6TB is 3 SATA drives. Not too difficult to find a motherboard with that many SATA ports.

The backups should be kept external to that machine. A USB connection should be sufficient to copy to the backup drives.

If an original drive dies, replacement is usually not that big of a deal. (once you figure out which drive is which.)

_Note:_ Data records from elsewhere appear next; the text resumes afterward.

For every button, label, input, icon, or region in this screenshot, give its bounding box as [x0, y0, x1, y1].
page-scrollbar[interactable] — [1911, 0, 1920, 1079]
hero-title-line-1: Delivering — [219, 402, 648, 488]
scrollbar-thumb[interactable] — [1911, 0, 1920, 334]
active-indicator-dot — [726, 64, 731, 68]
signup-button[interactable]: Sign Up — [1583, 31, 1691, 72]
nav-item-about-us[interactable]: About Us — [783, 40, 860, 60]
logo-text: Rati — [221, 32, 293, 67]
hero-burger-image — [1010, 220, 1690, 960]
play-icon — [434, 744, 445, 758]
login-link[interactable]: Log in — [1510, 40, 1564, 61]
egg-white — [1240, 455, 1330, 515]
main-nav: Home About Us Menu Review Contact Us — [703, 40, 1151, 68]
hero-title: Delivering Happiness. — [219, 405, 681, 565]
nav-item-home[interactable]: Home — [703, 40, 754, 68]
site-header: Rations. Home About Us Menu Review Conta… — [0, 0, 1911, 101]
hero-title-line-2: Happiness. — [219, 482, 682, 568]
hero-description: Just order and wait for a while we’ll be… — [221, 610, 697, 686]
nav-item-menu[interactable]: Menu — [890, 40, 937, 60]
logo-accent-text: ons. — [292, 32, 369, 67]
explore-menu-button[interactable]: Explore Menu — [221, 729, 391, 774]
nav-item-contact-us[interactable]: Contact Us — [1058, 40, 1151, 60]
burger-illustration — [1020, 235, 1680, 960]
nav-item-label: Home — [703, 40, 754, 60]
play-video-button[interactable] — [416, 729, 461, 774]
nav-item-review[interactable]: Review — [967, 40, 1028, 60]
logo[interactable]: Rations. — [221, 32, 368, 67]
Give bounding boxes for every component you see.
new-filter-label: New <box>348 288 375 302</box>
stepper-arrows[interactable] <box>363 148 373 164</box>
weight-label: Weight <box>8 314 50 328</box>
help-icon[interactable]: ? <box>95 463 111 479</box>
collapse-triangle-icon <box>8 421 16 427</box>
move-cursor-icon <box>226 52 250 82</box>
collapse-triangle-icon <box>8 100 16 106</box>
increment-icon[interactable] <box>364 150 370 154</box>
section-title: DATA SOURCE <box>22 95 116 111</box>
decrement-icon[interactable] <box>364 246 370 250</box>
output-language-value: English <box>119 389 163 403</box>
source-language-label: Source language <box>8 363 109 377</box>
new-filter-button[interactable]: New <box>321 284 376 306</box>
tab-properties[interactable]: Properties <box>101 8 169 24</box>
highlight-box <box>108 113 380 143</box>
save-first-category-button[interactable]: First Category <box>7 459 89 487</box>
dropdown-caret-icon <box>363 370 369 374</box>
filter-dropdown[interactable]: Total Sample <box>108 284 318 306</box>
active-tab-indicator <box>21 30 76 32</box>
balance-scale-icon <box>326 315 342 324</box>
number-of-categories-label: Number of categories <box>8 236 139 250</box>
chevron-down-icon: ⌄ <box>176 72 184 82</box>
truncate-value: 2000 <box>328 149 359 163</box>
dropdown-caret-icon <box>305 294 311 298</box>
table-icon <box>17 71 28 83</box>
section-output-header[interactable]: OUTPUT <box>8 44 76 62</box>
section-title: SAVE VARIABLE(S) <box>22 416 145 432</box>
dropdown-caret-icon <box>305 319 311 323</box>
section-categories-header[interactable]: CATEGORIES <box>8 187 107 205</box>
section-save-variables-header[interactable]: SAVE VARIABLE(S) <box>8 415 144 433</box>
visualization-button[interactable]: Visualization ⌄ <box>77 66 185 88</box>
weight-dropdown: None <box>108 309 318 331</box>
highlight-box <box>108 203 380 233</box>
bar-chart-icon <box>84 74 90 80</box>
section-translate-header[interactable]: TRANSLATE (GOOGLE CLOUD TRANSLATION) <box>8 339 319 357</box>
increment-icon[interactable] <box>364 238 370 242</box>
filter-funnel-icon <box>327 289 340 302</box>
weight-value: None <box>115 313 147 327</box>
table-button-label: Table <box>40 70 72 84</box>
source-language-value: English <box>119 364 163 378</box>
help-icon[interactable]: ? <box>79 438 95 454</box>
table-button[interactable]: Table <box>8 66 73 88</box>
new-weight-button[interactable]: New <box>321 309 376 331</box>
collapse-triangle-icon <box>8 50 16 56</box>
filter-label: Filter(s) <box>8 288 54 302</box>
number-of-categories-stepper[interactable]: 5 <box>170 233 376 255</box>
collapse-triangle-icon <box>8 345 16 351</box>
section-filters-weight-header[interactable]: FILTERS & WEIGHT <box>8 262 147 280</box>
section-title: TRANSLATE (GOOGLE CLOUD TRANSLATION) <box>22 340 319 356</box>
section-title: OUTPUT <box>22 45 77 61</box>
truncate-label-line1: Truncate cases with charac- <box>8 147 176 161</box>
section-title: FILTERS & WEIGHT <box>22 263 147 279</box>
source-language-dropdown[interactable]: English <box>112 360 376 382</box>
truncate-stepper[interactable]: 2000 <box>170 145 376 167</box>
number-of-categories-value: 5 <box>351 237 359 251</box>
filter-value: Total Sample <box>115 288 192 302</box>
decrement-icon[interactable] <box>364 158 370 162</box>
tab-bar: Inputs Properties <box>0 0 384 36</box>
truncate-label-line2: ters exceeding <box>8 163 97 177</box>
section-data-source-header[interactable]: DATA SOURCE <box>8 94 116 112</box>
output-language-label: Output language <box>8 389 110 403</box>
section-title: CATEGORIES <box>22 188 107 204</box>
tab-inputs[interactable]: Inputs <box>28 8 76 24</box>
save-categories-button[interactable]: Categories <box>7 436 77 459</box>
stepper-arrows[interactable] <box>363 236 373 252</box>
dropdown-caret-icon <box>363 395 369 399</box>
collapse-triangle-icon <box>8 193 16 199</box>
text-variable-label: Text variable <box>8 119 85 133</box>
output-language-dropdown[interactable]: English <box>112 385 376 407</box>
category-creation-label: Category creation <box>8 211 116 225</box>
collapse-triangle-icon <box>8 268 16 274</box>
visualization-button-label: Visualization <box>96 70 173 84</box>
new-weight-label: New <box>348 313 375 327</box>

Unless you want to have one logical drive to store and browse a 4+ TB music and movie collection. Then you need either a RAID card or an OS that can do software RAID. RAID 5 is my preference (software RAID on Server 2008 to be precise). For backup, I like CrashPlan, Carbonite, or Backblaze - for the ~$50 a year it costs, I save on electricity plus purchasing and replacing drives, and it's stored at a different physical location preventing loss from fire, theft, or natural disaster.
 
Unless you want to have one logical drive to store and browse a 4+ TB music and movie collection. Then you need either a RAID card or an OS that can do software RAID. RAID 5 is my preference (software RAID on Server 2008 to be precise). For backup, I like CrashPlan, Carbonite, or Backblaze - for the ~$50 a year it costs, I save on electricity plus purchasing and replacing drives, and it's stored at a different physical location preventing loss from fire, theft, or natural disaster.

Actually, you can attach 3 distinct drives to a machine and format them with NTFS and mount the partitions (all of them) as a single accessible folder; after that, the OS will "see" the entire 6TB of available space as just one folder... RAID is not always required just to use multiple drives in a system.